[ Aug.2016 ] Every time when we go back to Japan, our friends and family plan something interesting for us.
This time we went to eat a Japanese deep fried skewers dish in a historical building in Tokyo.
The restaurant is called “Hantei” and situated in the downtown area in Nezu.
According to the leaflet I received there, there used to be a river called Aizomegawa around here, but it was made into a road in Meiji Era (1868 – 1912) and this area became downtown.
Around that time, they built this house and a Geta (wooden clogs) shop was opened here.

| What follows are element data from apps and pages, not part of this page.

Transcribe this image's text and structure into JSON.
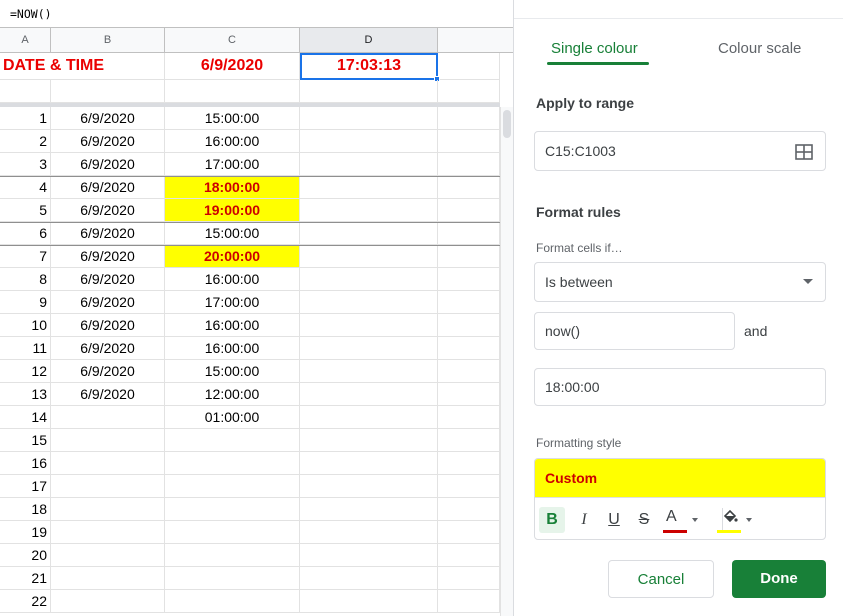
{
  "formula_bar": {
    "text": "=NOW()"
  },
  "columns": [
    "A",
    "B",
    "C",
    "D"
  ],
  "title_row": {
    "a": "DATE & TIME",
    "c": "6/9/2020",
    "d": "17:03:13"
  },
  "rows": [
    {
      "n": "1",
      "b": "6/9/2020",
      "c": "15:00:00"
    },
    {
      "n": "2",
      "b": "6/9/2020",
      "c": "16:00:00"
    },
    {
      "n": "3",
      "b": "6/9/2020",
      "c": "17:00:00"
    },
    {
      "n": "4",
      "b": "6/9/2020",
      "c": "18:00:00"
    },
    {
      "n": "5",
      "b": "6/9/2020",
      "c": "19:00:00"
    },
    {
      "n": "6",
      "b": "6/9/2020",
      "c": "15:00:00"
    },
    {
      "n": "7",
      "b": "6/9/2020",
      "c": "20:00:00"
    },
    {
      "n": "8",
      "b": "6/9/2020",
      "c": "16:00:00"
    },
    {
      "n": "9",
      "b": "6/9/2020",
      "c": "17:00:00"
    },
    {
      "n": "10",
      "b": "6/9/2020",
      "c": "16:00:00"
    },
    {
      "n": "11",
      "b": "6/9/2020",
      "c": "16:00:00"
    },
    {
      "n": "12",
      "b": "6/9/2020",
      "c": "15:00:00"
    },
    {
      "n": "13",
      "b": "6/9/2020",
      "c": "12:00:00"
    },
    {
      "n": "14",
      "b": "",
      "c": "01:00:00"
    },
    {
      "n": "15",
      "b": "",
      "c": ""
    },
    {
      "n": "16",
      "b": "",
      "c": ""
    },
    {
      "n": "17",
      "b": "",
      "c": ""
    },
    {
      "n": "18",
      "b": "",
      "c": ""
    },
    {
      "n": "19",
      "b": "",
      "c": ""
    },
    {
      "n": "20",
      "b": "",
      "c": ""
    },
    {
      "n": "21",
      "b": "",
      "c": ""
    },
    {
      "n": "22",
      "b": "",
      "c": ""
    }
  ],
  "highlighted_rows": [
    "4",
    "5",
    "7"
  ],
  "highlight_colors": {
    "fill": "#ffff00",
    "text": "#cc0000"
  },
  "panel": {
    "tabs": {
      "single": "Single colour",
      "scale": "Colour scale"
    },
    "apply_to_range": {
      "label": "Apply to range",
      "value": "C15:C1003",
      "icon": "grid-select-icon"
    },
    "format_rules": {
      "title": "Format rules",
      "condition_label": "Format cells if…",
      "condition": "Is between",
      "value1": "now()",
      "and_label": "and",
      "value2": "18:00:00"
    },
    "formatting_style": {
      "label": "Formatting style",
      "preview": "Custom",
      "bold": "B",
      "italic": "I",
      "underline": "U",
      "strikethrough": "S",
      "text_color_letter": "A",
      "text_color": "#cc0000",
      "fill_color": "#ffff00"
    },
    "buttons": {
      "cancel": "Cancel",
      "done": "Done"
    },
    "accent": "#188038"
  }
}
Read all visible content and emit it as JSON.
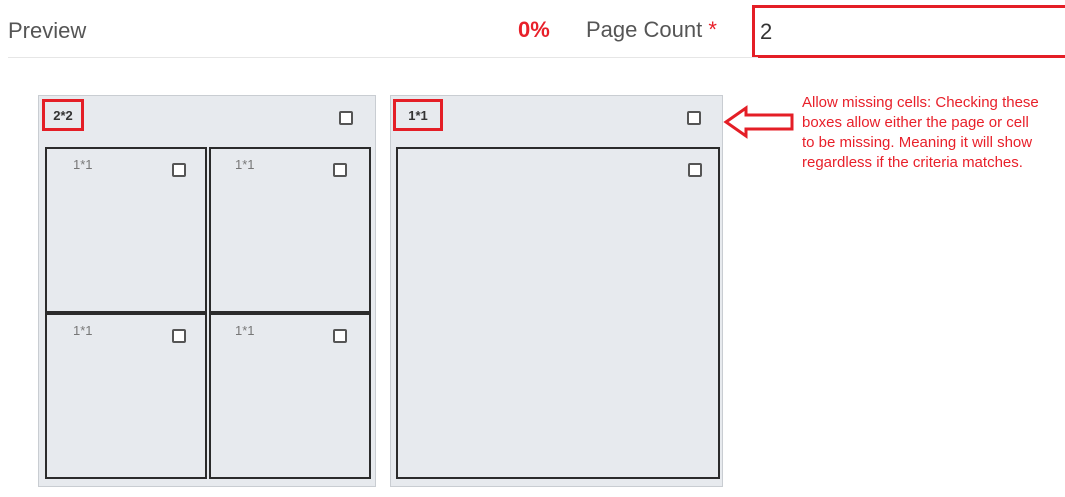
{
  "header": {
    "title": "Preview",
    "percent": "0%",
    "page_count_label": "Page Count ",
    "page_count_required": "*",
    "page_count_value": "2"
  },
  "pages": [
    {
      "dims": "2*2",
      "cells": [
        {
          "dims": "1*1"
        },
        {
          "dims": "1*1"
        },
        {
          "dims": "1*1"
        },
        {
          "dims": "1*1"
        }
      ]
    },
    {
      "dims": "1*1",
      "cells": []
    }
  ],
  "annotation": {
    "arrow_icon": "left-arrow-icon",
    "text": "Allow missing cells: Checking these boxes allow either the page or cell to be missing. Meaning it will show regardless if the criteria matches."
  },
  "colors": {
    "accent_red": "#e41e26",
    "panel_bg": "#e7eaee"
  }
}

This building survived the Great Kanto Earthquake in 1923 and Great Tokyo Air Raid in 1945 and became the restaurant in 1976.
So the highlight of the restaurant is this interesting building, which is a three storey wooden house with there is a storehouse inside, but the taste of the foods was good, too.
Also the atmosphere was lovely and refined.
We ate lunch menu, which included 8 skewers and on top of that, we ordered 3 extra.
We had a couple of bottles of beer and cold sake and altogether it was about 5000 yen (about ￡35 or €41) per person, which I thought very reasonable.
Our friend said that the price is good for lunch time, but in the evening it is much more expensive.
Before the lunch we walked around Ueno and saw Shinobazu Pond which was dense with lotus.
After eating we went to Nezu Shrine to see the row of red Torii gates.
A friend of ours had recommended visiting here saying “You can see the scene of many red Torii gates in Tokyo without going all the way to Kyoto“.
Surely the view was impressive, though the size of the gates were smaller than the ones in Kyoto.
Apparently these gates in this shrine were built by the people whose wishes were fulfilled by Kami (Shinto’s god).
So the number of the gates means that the number of fulfilled wishes and there were so many of them!